Reste eines Wehrturmes freigelegt

Ausgrabungen an historischer Laaspher Stadtmauer beendet - Verlauf der Befestigung dokumentiert

Bad Laasphe. (buk) Nur für kurze Zeit kamen bei Bauarbeiten die Reste der mittelalterlichen Laaspher Stadtmauer auf dem Hinterhof der Firma Treude und Metz in der Altstadt wieder aus dem Erdreich zum Vorschein.

Fundamente des gesuchten Laaspher Wehrturmes konnten freigelegt werden
Die Vermutung hat sich bewahrheitet: Am Mittwoch konnten Fundamente
des gesuchten Stadtturms freigelegt werden. (WR-Bild: buk)

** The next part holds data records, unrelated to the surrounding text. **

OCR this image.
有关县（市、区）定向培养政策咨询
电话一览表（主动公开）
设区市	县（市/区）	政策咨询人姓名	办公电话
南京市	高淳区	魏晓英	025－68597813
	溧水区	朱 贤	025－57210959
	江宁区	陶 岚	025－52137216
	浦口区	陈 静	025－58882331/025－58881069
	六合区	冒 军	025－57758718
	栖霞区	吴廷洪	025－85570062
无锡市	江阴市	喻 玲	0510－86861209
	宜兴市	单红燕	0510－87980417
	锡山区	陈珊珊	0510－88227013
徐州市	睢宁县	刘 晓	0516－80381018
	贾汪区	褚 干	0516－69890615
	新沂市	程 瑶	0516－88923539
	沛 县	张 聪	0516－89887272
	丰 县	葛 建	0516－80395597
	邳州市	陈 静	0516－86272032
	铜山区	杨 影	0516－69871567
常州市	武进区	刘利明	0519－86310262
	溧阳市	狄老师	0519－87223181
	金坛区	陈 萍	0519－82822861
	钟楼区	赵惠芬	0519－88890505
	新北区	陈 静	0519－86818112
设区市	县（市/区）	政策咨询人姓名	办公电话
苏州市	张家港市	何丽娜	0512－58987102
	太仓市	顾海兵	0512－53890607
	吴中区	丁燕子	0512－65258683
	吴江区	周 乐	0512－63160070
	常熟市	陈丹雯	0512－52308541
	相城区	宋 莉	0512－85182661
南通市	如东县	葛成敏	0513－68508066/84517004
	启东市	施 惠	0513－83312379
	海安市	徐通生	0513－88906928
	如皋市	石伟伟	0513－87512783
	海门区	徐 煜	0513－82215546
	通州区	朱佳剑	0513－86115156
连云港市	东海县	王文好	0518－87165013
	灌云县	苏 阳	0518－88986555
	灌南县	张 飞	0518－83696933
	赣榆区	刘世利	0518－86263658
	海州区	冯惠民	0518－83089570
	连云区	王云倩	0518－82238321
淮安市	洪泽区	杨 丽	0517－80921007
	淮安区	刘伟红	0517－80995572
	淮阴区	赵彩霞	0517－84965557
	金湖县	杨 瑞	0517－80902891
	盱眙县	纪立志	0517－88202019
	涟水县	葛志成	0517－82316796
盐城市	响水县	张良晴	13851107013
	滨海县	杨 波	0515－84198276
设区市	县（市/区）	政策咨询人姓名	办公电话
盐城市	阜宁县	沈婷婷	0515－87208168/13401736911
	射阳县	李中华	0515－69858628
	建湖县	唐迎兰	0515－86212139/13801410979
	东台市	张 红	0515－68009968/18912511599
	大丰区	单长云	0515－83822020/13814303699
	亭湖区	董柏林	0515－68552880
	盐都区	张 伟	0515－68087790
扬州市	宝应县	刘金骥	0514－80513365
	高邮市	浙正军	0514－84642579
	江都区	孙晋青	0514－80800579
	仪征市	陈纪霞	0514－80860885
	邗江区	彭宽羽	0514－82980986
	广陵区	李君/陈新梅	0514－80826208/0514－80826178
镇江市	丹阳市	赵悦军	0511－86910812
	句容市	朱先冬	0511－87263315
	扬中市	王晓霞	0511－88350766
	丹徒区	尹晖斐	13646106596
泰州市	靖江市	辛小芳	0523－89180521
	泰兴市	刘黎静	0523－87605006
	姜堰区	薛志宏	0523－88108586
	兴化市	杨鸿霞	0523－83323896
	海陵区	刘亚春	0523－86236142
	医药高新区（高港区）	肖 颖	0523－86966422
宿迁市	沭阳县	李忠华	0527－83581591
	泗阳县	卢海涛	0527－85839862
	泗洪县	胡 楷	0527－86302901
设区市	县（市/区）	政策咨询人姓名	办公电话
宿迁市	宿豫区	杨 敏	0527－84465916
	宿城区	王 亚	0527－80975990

Auf Genehmigung des Westfälischen Museums für Archäologie hin wurden Anfang diesen Monats Fundamente der Befestigungsanlage freigelegt.

Nun sollen die Fundamente wieder zugeschüttet werden, nachdem dort am Mittwoch auch Reste eines dort noch vermuteten Stadtturms gefunden werden konnten.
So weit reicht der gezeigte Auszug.